Anfänglich wurde offiziell die Anlage in Radefeld als Sortieranlage und die Anlage in Delitzsch Südwest als Sortieranlage mit nachgeschalteter Ersatzbrennstoffproduktion bezeichnet. Ab Anfang 2004 heißen diese nur noch Ersatzbrennstoff-Produktionsstätten. Vielleicht hat man nun gemerkt, dass der Sortierprozess von untergeordneter Bedeutung bzw. gänzlich abhanden gekommen ist?
Nach Firmenangaben wurde bis zum Jahr 2003 noch eine weitere als Sortieranlage bezeichnete Anlage in Döllnitz betrieben. Dieser Ort befindet sich unweit der Deponie Lochau.

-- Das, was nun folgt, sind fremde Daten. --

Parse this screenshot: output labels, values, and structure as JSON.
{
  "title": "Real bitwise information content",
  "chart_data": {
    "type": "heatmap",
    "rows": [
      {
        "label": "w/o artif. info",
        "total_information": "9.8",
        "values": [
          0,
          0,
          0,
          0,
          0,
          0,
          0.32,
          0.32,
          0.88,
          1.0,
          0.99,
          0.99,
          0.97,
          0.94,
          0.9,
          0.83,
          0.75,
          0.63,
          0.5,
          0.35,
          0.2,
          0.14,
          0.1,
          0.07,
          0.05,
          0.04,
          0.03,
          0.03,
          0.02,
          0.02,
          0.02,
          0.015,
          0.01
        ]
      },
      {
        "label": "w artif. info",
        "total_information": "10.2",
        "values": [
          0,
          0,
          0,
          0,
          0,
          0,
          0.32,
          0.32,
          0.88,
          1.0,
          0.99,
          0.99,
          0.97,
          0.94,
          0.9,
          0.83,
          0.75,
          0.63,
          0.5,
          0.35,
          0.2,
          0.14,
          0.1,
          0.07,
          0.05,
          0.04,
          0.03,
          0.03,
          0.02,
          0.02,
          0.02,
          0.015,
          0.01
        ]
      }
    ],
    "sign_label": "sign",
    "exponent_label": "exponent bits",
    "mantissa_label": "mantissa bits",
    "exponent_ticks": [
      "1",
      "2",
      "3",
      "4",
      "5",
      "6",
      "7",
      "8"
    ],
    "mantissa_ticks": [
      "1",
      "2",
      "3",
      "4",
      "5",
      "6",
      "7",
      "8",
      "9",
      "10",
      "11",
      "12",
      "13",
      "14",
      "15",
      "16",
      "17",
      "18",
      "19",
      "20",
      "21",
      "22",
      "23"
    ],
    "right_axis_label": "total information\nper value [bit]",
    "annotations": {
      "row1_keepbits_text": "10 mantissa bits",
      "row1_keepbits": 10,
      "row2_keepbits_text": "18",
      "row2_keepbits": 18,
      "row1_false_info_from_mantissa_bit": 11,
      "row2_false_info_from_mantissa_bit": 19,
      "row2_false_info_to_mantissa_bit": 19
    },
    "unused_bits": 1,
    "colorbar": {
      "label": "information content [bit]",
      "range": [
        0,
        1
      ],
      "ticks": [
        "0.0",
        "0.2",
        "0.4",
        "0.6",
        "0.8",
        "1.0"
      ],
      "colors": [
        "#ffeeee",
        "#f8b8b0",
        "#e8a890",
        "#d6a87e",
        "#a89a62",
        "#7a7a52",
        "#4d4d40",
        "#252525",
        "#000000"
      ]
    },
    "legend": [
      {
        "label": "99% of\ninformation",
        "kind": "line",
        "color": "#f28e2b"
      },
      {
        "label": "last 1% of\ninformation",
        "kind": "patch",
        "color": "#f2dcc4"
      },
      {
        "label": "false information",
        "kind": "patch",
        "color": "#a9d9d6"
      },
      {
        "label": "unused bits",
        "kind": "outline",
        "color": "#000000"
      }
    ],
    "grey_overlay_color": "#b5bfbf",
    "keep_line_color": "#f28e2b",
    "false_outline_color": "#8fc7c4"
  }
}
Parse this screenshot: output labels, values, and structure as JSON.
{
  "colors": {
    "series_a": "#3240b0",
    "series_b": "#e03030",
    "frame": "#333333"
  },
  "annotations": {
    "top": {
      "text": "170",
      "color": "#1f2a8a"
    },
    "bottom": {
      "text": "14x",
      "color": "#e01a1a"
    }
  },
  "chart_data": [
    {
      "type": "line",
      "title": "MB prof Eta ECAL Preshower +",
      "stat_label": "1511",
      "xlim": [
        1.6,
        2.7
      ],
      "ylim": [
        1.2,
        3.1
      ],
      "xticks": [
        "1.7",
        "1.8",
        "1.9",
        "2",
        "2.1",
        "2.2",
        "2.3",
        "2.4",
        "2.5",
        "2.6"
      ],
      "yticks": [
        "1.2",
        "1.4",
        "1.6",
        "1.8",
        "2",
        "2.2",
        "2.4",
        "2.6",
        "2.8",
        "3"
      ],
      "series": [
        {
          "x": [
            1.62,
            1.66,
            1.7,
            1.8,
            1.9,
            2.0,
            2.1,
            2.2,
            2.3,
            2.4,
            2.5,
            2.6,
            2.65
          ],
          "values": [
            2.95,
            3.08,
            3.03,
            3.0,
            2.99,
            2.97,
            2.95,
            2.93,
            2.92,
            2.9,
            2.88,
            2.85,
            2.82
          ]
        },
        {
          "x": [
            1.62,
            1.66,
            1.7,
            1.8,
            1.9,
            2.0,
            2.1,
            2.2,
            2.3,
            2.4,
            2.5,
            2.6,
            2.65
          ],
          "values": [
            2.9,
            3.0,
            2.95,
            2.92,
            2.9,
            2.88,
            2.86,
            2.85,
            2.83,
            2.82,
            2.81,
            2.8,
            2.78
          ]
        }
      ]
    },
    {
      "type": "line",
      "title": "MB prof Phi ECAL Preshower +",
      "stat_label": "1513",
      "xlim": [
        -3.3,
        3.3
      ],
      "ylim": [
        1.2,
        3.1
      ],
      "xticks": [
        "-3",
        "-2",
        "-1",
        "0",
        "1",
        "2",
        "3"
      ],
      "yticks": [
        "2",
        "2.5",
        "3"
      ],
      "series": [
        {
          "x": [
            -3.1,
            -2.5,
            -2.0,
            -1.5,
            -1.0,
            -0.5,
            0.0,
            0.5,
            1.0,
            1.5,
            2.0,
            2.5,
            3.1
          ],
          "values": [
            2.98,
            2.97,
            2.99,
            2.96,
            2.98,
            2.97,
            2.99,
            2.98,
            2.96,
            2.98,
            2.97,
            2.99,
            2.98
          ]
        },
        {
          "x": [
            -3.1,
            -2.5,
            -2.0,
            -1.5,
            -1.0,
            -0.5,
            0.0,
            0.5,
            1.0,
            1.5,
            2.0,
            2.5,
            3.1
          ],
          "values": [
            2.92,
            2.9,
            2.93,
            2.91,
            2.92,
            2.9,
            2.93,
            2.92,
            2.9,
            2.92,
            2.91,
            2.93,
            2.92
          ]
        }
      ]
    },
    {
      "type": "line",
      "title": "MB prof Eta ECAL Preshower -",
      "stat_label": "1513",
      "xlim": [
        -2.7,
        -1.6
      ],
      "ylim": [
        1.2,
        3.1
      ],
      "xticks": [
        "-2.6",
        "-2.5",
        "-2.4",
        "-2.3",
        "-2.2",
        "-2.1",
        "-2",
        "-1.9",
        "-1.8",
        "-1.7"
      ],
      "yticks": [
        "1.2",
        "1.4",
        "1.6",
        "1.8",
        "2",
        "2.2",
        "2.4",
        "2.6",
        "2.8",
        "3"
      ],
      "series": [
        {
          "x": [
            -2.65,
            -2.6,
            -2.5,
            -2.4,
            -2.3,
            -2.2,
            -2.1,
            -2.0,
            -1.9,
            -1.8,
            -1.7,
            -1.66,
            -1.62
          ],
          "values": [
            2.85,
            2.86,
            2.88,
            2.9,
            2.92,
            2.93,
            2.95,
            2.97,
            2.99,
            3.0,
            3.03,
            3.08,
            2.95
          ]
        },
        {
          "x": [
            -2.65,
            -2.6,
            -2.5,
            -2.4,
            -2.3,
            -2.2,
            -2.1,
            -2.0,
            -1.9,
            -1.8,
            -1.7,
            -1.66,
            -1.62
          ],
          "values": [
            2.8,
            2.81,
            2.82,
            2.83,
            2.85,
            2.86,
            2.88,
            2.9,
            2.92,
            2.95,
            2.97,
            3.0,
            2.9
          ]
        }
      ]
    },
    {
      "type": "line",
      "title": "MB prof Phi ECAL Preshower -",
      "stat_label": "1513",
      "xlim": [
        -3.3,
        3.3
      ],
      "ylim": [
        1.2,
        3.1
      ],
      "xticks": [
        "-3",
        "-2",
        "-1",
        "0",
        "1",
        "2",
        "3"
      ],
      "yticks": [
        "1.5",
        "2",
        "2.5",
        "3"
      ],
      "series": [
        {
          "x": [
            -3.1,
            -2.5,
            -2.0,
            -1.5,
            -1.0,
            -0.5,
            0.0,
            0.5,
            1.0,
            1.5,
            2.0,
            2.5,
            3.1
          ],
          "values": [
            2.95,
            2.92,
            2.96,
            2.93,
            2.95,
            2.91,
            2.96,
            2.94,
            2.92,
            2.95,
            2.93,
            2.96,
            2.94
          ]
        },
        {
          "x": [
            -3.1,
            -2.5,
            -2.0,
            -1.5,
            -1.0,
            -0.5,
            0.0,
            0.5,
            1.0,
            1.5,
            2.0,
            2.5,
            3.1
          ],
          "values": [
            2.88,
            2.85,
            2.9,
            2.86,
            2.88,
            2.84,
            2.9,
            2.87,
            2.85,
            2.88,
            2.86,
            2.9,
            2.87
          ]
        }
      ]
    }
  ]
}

Laut Jahresabschluss der Kreiswerke Delitzsch wurden im Jahre 2003 allein 8,536 Mio. € Umsatzerlös (entspricht 37,6 % des Gesamtjahresumsatzerlöses in Höhe von 22,703 Mio. €) durch das Geschäftsfeld Herstellung Brennstoffe mit Sortierung erzielt. Im Geschäftsfeld Deponien konnten im gleichen Zeitraum 3,911 Mio. € Umsatzerlös (entspricht 17,2 % des Gesamtumsatzerlöses) realisiert werden. Hausmüllentsorgung, das eigentliche Geschäftsfeld eines kommunalen Entsorgungsbetriebes bleibt mit 1,694 Mio. € Umsatzerlös (entspricht 7,5 % des Gesamtjahresumsatzerlöses) weit abgeschlagen zurück.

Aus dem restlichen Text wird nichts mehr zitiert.